Now it’s time to see the deal through to its conclusion, to move ahead mystically to a dream matchup between the Saskatchewan Roughriders and the Argos, or to Plan B – The Braley Bowl, with David Braley’s Argos playing David Braley’s B.C. Lions, a twist of sorts on those old Roughriders/Rough Riders gems.
The nine-team league with two similarly named clubs has morphed into the eight-team league, one-quarter of which is owned by the same guy.
Eskimos? Montreal Alouettes? Destiny has it in for you this season, and god help us all if there’s a suspicious officiating decision along the way.
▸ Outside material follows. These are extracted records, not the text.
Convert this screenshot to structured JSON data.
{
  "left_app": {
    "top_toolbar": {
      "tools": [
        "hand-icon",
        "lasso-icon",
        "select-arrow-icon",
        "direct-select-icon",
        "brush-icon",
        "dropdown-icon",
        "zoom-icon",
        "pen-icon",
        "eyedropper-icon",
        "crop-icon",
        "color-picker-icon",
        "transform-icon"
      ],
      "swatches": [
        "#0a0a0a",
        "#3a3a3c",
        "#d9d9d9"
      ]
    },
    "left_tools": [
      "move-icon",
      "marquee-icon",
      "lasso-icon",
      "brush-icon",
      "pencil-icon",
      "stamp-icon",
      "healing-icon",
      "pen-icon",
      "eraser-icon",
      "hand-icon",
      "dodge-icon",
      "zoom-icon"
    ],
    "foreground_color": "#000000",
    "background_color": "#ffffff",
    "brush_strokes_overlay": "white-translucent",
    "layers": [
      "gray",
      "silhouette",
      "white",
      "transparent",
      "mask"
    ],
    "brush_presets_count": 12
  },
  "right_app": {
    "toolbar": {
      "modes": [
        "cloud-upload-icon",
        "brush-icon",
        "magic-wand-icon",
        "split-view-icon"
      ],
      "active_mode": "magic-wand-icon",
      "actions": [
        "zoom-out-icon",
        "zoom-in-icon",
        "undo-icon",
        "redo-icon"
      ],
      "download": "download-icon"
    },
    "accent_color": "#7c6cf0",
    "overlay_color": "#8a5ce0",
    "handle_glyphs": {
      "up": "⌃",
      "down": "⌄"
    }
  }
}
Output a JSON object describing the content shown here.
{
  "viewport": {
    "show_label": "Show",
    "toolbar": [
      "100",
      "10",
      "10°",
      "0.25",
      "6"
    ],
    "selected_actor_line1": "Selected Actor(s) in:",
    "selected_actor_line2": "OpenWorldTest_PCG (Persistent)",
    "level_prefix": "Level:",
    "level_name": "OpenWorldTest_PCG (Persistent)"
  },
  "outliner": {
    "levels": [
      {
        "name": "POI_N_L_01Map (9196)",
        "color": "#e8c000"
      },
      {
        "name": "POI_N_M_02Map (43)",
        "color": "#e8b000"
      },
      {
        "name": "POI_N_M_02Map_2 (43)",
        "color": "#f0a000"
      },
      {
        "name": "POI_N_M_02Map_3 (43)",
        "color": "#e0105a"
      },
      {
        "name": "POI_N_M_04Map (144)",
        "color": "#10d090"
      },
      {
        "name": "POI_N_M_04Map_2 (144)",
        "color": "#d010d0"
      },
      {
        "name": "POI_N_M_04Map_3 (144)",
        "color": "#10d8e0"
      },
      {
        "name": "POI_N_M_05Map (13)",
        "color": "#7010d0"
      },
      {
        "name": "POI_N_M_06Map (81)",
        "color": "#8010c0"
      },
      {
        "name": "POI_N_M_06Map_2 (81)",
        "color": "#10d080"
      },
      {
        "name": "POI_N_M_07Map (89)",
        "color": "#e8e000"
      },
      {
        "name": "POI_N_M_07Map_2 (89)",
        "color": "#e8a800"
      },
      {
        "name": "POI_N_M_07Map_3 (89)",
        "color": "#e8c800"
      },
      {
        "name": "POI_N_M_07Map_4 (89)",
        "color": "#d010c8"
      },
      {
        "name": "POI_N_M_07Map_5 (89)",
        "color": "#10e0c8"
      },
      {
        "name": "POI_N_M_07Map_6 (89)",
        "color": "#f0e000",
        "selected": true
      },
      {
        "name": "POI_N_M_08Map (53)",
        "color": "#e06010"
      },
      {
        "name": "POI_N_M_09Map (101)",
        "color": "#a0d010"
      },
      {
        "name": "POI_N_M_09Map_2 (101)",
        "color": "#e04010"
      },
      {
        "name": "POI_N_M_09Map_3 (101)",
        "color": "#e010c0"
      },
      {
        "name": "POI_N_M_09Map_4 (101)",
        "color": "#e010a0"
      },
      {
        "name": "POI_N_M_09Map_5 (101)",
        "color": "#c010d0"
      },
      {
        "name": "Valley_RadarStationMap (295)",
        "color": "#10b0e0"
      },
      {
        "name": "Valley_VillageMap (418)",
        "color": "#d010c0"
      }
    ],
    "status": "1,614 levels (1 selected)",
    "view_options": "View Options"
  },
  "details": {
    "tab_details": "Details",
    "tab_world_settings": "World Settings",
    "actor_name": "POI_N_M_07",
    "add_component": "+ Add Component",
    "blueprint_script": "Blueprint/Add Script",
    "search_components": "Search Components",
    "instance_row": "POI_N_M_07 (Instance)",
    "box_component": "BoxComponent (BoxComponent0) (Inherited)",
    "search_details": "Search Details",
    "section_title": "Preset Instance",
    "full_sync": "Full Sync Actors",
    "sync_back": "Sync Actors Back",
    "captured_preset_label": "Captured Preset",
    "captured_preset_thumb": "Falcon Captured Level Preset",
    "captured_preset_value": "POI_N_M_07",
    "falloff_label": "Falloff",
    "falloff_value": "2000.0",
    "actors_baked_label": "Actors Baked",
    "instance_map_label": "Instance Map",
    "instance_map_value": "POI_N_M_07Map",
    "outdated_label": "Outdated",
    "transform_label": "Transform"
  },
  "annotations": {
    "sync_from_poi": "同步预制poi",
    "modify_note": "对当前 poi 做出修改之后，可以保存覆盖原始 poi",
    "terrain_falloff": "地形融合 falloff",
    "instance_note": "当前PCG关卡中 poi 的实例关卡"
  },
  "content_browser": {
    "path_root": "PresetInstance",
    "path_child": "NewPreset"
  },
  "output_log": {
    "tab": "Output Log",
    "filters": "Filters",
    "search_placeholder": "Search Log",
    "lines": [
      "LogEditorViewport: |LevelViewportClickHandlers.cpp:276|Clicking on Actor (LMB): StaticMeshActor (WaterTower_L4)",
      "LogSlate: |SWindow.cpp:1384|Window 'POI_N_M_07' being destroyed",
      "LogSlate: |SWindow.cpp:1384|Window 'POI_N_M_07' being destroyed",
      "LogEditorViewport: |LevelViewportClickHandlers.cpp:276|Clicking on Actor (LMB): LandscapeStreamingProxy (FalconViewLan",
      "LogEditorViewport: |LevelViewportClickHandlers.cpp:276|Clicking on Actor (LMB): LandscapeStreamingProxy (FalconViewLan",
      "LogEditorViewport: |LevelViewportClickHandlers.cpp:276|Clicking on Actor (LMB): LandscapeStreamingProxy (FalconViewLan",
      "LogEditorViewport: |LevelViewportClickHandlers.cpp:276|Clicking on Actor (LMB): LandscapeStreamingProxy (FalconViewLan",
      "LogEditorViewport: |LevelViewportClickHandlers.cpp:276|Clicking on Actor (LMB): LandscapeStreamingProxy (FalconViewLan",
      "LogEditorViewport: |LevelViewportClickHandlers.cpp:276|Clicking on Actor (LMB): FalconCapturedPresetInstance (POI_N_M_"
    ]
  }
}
At this point, if you live outside Toronto, please look away. Might I suggest a fine article on Adam Oates by my colleague James Mirtle? Or David Shoalts’s incisive piece on the NHL’s labour negotiations? Because this is the point in the buildup to Sunday’s Eastern Conference semi-final at the Rogers Centre where it is a necessity to go parochial, to point out that if Ray can somehow lead the Argonauts to victory over the Eskimos, it will be a moment of significance locally. Because we don’t do playoffs in Toronto. Not often. And as for winning playoff games in this city? The Raptors did it last, in 2008.
It will only get worse if the Argonauts win on Sunday and win in Montreal and … no.
No, it is inconceivable to go there. Would an Argos’ title slake Toronto’s thirst? That’s debatable. First, this is a Maple Leafs city. Second, to really make an impact in this marketplace, a team needs to beat a team from another really big city. Think New York or Chicago.
At any rate, it is time for Ray to show us what all the fuss was about. Ever since the Argos hired the worst coach in the city’s history – any sport, any time, any place – in Bart Andrus, this team has gradually been cobbling together a functioning, CFL brain. Hiring Jim Barker was the first step. Bringing in a coach who understands the mechanics and calling of a CFL game, Scott Milanovich, was a further step forward, and adding Ray and his CFL pedigree was the necessary next step.
“We’re just doing what we envisioned at the beginning of the year,” Ray said Wednesday, albeit acknowledging that finishing first in the division was a goal that was not achieved. Still, the Argos have a home playoff date and Chad Owens is the Eastern representative for the CFL’s most outstanding player award, and that, too, is at least partly on Ray.
“He’s always on time,” Owens said when asked about the role that Ray has played in his outstanding season. “And he throws a catchable ball. I mean, I don’t want to say it’s a soft ball, but it gets there on time and it doesn’t sting.”
Milanovich was an assistant coach with the Alouettes when Owens crapped out with the club. Milanovich says he never would have predicted Owens’s success, but adds that was the same way he felt about Geroy Simon. “You knew they were going to be good players,” Milanovich said, “but you can’t predict stuff until it happens.”
Milanovich says Owens’s ability to grasp the nuances of being a receiver moved him out of the realm of a one-trick, special-teams pony: getting depth on his pass routes, knowing when to break, understanding that even if there’s no defender around him, he isn’t really open until the quarterback is ready to deliver the ball.
Finally, the Argos seem to have a collective, CFL brain, even if they can’t yet lay claim to their city’s heart.